Pepe Ron, del restaurante El Blanco, en Cangas del Narcea, se explaya con un caso absolutamente marciano, propio de un chiste de esos que ya no contamos en las barras: “Llega el típico espabilado del pueblo que no gasta ni un duro en Sugus de naranja para el nieto, y que no ha entrado en nuestro local jamás sin ser invitado por algún parroquiano. Se ha enterado de que ofrecemos un menú degustación a un precio muy interesante, 45 euros: aperitivos y cinco platos, acompañados de blancos y tintos de Cangas. Cuando comprueba que su caja de caudales se lo permite, reserva mesa para los seis miembros de la familia”.

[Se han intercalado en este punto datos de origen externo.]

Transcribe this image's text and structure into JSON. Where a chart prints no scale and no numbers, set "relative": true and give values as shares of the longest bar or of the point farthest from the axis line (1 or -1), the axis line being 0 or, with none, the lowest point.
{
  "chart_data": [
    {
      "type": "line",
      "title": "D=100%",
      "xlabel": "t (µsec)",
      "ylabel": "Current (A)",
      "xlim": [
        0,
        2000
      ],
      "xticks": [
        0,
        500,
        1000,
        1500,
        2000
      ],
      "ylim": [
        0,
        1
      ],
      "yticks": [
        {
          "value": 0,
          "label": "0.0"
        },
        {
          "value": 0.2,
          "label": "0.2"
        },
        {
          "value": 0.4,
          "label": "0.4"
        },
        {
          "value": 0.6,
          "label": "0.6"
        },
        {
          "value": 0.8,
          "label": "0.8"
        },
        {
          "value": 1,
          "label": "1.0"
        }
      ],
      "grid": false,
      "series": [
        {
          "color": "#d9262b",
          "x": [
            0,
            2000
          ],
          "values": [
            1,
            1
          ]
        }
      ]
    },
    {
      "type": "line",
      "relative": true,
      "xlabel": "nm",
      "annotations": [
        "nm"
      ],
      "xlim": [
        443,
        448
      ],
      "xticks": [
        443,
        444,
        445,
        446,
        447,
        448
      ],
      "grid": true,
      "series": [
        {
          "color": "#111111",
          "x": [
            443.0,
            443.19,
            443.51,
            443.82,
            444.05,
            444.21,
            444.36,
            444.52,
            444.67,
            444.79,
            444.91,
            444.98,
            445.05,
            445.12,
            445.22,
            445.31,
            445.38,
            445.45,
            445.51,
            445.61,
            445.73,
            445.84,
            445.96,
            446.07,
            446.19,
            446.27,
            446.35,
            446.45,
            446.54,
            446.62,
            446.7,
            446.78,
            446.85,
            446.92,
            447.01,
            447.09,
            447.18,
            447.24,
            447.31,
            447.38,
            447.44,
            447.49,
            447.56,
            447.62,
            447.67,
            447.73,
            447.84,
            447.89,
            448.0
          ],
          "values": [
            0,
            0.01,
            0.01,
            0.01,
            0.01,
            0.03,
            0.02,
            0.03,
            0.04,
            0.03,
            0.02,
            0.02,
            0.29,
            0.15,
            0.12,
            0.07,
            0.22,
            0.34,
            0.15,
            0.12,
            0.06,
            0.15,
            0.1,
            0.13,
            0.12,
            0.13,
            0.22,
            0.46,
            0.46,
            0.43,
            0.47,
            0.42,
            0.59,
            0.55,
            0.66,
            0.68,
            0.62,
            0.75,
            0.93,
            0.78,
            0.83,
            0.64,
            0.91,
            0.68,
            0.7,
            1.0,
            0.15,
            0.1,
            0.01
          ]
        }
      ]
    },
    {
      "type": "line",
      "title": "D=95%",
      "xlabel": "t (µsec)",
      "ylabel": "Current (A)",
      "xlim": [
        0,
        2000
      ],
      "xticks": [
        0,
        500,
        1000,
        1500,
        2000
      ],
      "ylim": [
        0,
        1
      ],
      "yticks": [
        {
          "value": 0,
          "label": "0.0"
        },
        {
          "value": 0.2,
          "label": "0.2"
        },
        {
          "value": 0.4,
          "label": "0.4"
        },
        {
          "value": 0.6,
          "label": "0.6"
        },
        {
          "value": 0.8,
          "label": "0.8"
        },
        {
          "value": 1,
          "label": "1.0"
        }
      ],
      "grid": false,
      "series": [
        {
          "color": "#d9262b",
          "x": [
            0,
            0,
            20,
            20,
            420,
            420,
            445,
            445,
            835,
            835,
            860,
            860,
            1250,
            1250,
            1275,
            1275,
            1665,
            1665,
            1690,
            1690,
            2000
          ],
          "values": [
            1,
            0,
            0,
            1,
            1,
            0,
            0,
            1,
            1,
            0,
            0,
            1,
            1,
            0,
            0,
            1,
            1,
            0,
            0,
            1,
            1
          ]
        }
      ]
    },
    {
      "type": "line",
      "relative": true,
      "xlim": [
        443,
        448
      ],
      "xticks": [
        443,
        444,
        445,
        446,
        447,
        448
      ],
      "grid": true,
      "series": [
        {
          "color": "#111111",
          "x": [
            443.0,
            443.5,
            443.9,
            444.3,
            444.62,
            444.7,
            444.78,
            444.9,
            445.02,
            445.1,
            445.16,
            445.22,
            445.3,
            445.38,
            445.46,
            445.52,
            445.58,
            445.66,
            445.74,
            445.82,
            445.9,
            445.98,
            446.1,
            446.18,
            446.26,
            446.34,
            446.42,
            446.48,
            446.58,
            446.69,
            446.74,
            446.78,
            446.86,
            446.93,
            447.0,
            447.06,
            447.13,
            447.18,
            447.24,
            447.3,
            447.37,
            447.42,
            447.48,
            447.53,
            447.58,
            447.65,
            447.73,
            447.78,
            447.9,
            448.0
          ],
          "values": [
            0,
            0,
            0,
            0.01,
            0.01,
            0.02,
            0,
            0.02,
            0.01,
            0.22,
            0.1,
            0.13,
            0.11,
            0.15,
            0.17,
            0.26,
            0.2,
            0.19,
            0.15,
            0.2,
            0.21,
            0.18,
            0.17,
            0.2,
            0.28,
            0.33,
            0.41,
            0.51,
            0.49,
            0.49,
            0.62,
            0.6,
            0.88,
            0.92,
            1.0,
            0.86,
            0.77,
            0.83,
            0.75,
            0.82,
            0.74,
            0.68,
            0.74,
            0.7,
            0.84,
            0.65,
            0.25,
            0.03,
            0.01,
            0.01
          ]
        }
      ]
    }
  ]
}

“Llega el día, salen los primeros aperitivos y el personaje en cuestión, mosqueado, me indica que saque todo el menú degustación, entero, al centro de la mesa. Le indico que se sirve emplatado para todos los miembros, a lo que me contesta con tono poco agradable que el menú se sirve como él diga, ya que lo va a pagar. Intento explicárselo con amabilidad, pero se levanta y sigue protestando. Los hijos, sorprendidos; la mujer, más; los suegros, diciendo que ya les parecía demasiada suerte que su yerno los invitara a comer. Pues con dos huevazos los levantó a todos y se marcharon sin comer el menú, porque además creía que costaba 45 euros para toda la familia”.
¿Hasta dónde está obligado a servirnos un bar? ¿Nuestras flores favoritas entran en el menú? ¿El marido de la primera señora le sigue mandando un ramito de violetas cada nueve de noviembre, como siempre sin tarjeta? ¿Se habrá librado ya la segunda de tremendo gañán? El menú da algunas respuestas, pero también deja puertas abiertas a la imaginación.